ZaumThere’s a lot of fun to be had when modern rock bands decide to create fake musical ethnography, to re-make and re-model ancient and sacred music. Sweden’s Goat are perhaps the most famous example, self-mythologizing merry pranksters, swirling around in their masks and partying like it’s BC 99. There is also the perhaps more studious approach of bands like Master Musicians of Bukkake, who seem to want to go deep, conjuring fantastical, ritualistic music of considerable drama.

New Brunswick duo Zaum are closer to the latter on their new release “Oracles”, a rich and at times pompous record that takes it’s self-appointed ‘Middle Eastern Mantra Doom’ tag very seriously.

First of the four epic tracks is ‘The Zealot’, beginning with sombre, heavily treated strings moving into ominous chords and drones. Chanted vocals complete the faux musical archaeology, summoning up the fictional desert land which Zaum inhabit. It has the pace of classic early stoner rock but with an added depth of otherworldliness. This is not often music as physical release but of introverted journey. ‘The Zealot’ does build to a climax of sorts, the playing more pacy before returning to those solemn opening chords and then rising , somewhat triumphant, towards surging chants before some final authoritative drumming stops its reveries.

The heady swell of throat singing, ululations and what sounds like sitars, like a call to prayer through a dream, on ‘The Red Sea’ are impressively rendered.

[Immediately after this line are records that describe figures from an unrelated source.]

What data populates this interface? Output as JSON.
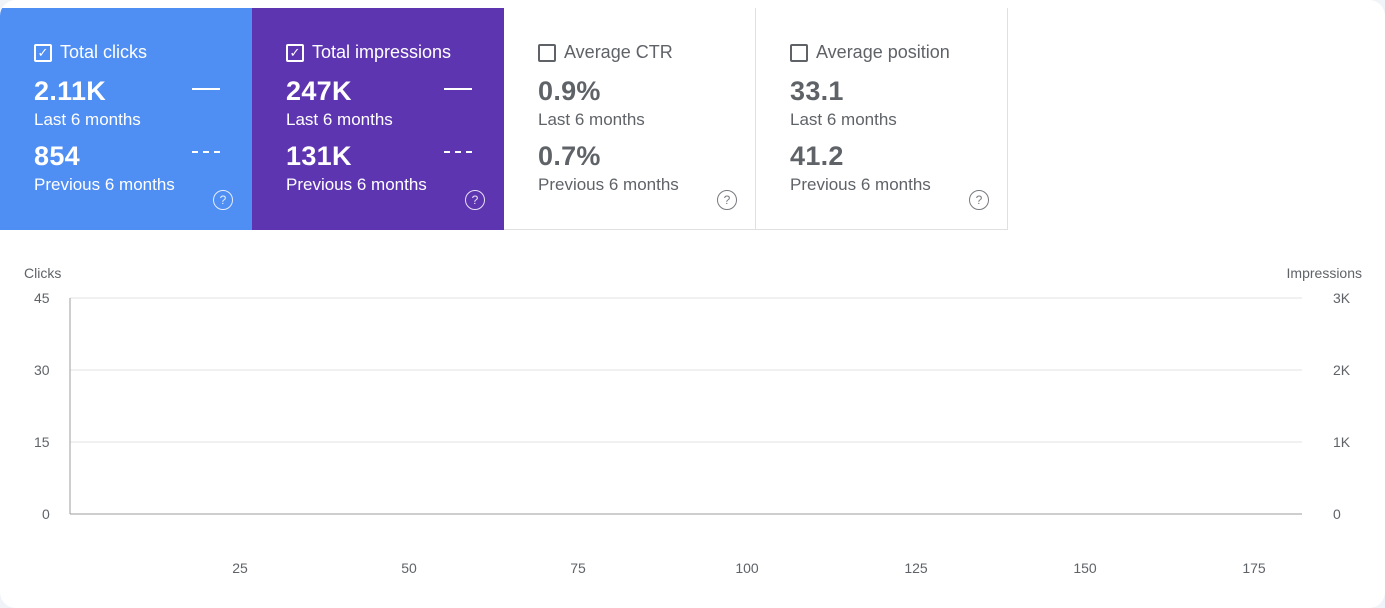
{
  "cards": [
    {
      "title": "Total clicks",
      "checked": true,
      "value1": "2.11K",
      "label1": "Last 6 months",
      "value2": "854",
      "label2": "Previous 6 months",
      "help": "?"
    },
    {
      "title": "Total impressions",
      "checked": true,
      "value1": "247K",
      "label1": "Last 6 months",
      "value2": "131K",
      "label2": "Previous 6 months",
      "help": "?"
    },
    {
      "title": "Average CTR",
      "checked": false,
      "value1": "0.9%",
      "label1": "Last 6 months",
      "value2": "0.7%",
      "label2": "Previous 6 months",
      "help": "?"
    },
    {
      "title": "Average position",
      "checked": false,
      "value1": "33.1",
      "label1": "Last 6 months",
      "value2": "41.2",
      "label2": "Previous 6 months",
      "help": "?"
    }
  ],
  "colors": {
    "clicks": "#4f8ef3",
    "impressions": "#5e35b1"
  },
  "chart_data": {
    "type": "line",
    "ylabel_left": "Clicks",
    "ylabel_right": "Impressions",
    "yticks_left": [
      "45",
      "30",
      "15",
      "0"
    ],
    "yticks_right": [
      "3K",
      "2K",
      "1K",
      "0"
    ],
    "ylim_left": [
      0,
      45
    ],
    "ylim_right": [
      0,
      3000
    ],
    "xticks": [
      "25",
      "50",
      "75",
      "100",
      "125",
      "150",
      "175"
    ],
    "xlim": [
      1,
      183
    ],
    "grid": true,
    "series": []
  }
}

Sounding like obscure chill-out music, it’s comforting until more ominous guitar lines emerge through a haze of pedals. The menacing spoken word passage is like a duet by Carl McCoy and Dave Brock, but it drags on in grisly fashion, the mood of exoticism replaced by mild tedium. The song does get into a decent head-nodding groove with crunching drums and a simple repetitive chant; in fact, it’s punishingly downbeat and ends in almost Celtic Frost-like eerie malevolence.

‘Peasant of Parthia’ has ambient keys jumping into big jangling riffs and thudding percussion, from which throat singing and then more traditional trippy stoner vocals take over. Whilst less outré and odd it is more powerful and engaging without entirely throwing the baby out with the asses milk. It’s vaguely trance-like thanks to that throat singing under-pinning the tune. It is the shortest and sweetest of the bunch at under 9 minutes!

The template set down with Middle Eastern melodies (played on heavily treated guitars and sitars) giving way to doomy, lurching beats and menacing spoken words vocals returns on ‘Omen’ which, like on ‘The Red Sea’, don’t really convince – a tad pretentious in an ’80s goth type of way. The rather effective throat singing is again punctured by more traditionally rock-ist vocal interventions which, for me, mar the mood.

This an acquired taste and not wholly successful, but I admire their spirit of adventure and at times this is a refreshingly odd doom metal experiment.